Does anyone here get blacked out drunk ?

Does anyone here get blacked out drunk ?
Explain to me how a phone chain is anything but a good idea

(fingerless gloves not pictured)

If you're black out drunk you're not gonna know if someone unlocks the phone from the chain.

this strikes me as a chicken and egg scenario. does getting blackout drunk lead to putting a chain on your phone? or is the type of person who gets blackout drunk more likely to already have a chain available for phone attachment?

and is there any correlation between all this and putting monster/fox racing stickers in the rear window of their 1999 pontiac sunfire?

>Does anyone here get blacked out drunk ?
Yes.

>Explain to me how a phone chain is anything but a good idea
I'm not 17, I can't pull it off

(weed leaf baseball cap not pictured)

>taking up 3 seats with your fat fucking legs

Yeah I hope you were taking the R back to your niggerville; you autistic fuck.

90s were calling, they want their chains back.

Y do I always get shit for the chain phone case?

How is this not a good idea?
When I drop it, it doesn't hit the ground and shatter into a billion pieces

I haven't seen a cellphone/wallet chain in like 10 years, In fact I haven't even seen one sold.

those look like pretty normal legs to me

dont project anonymous

Consider what it means.

You are advertising to the world that you need a chain to even have control over your phone.

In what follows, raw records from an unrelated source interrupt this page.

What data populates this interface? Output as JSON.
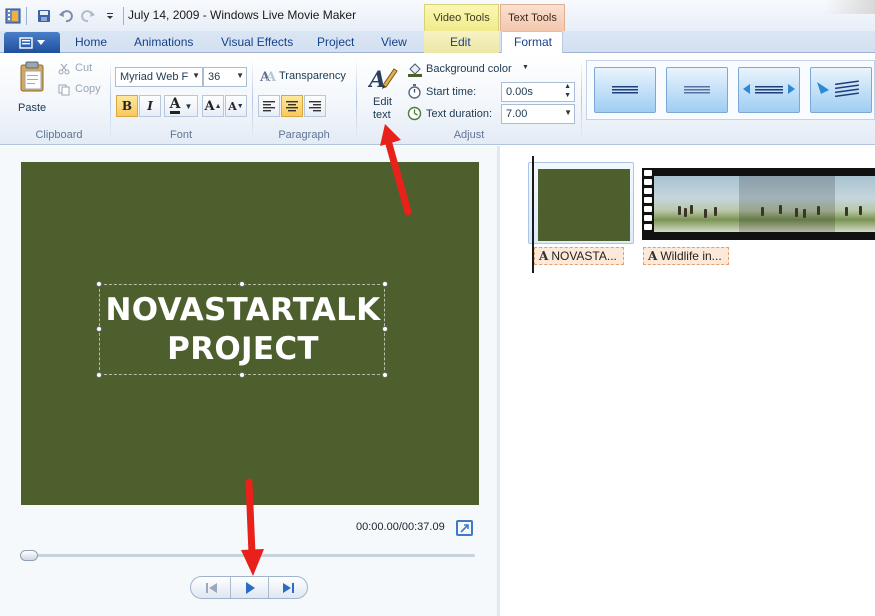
{
  "window": {
    "title": "July 14, 2009 - Windows Live Movie Maker"
  },
  "context_tabs": {
    "video_tools": "Video Tools",
    "text_tools": "Text Tools"
  },
  "tabs": [
    "Home",
    "Animations",
    "Visual Effects",
    "Project",
    "View",
    "Edit",
    "Format"
  ],
  "ribbon": {
    "clipboard": {
      "paste": "Paste",
      "cut": "Cut",
      "copy": "Copy",
      "label": "Clipboard"
    },
    "font": {
      "family": "Myriad Web F",
      "size": "36",
      "bold": "B",
      "italic": "I",
      "color": "A",
      "grow": "A",
      "shrink": "A",
      "label": "Font"
    },
    "paragraph": {
      "transparency": "Transparency",
      "label": "Paragraph"
    },
    "adjust": {
      "edit_text_line1": "Edit",
      "edit_text_line2": "text",
      "background_color": "Background color",
      "start_time_label": "Start time:",
      "start_time_value": "0.00s",
      "text_duration_label": "Text duration:",
      "text_duration_value": "7.00",
      "label": "Adjust"
    }
  },
  "preview": {
    "caption_line1": "NOVASTARTALK",
    "caption_line2": "PROJECT",
    "timecode": "00:00.00/00:37.09",
    "background_color": "#4e5f2e"
  },
  "storyboard": {
    "clips": [
      {
        "caption": "NOVASTA..."
      },
      {
        "caption": "Wildlife in..."
      }
    ]
  },
  "colors": {
    "accent": "#1e4f9e",
    "annotation_arrow": "#e8211a",
    "caption_chip": "#fde9d9"
  }
}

You are telling everyone, "Hey, look over here! I'm a target!"

my phone is encrypted, cloud synced and insured. I don't have anything to lose if I lose it.

>what is a pocket

Fucking this.
2003 alt scene called, they want their fashion back, OP.

So you're the weirdo in public transit.

>insured
I don't give a shit about my phone, I'll lose nothing

this desu

CRINGE

It looks like shit and is completely unnecessary. I've blacked out probably close to 100 times and have lost my phone maybe once. Why carry all of that weight around and make yourself look like an edgelord? A case solves the issue in the first place.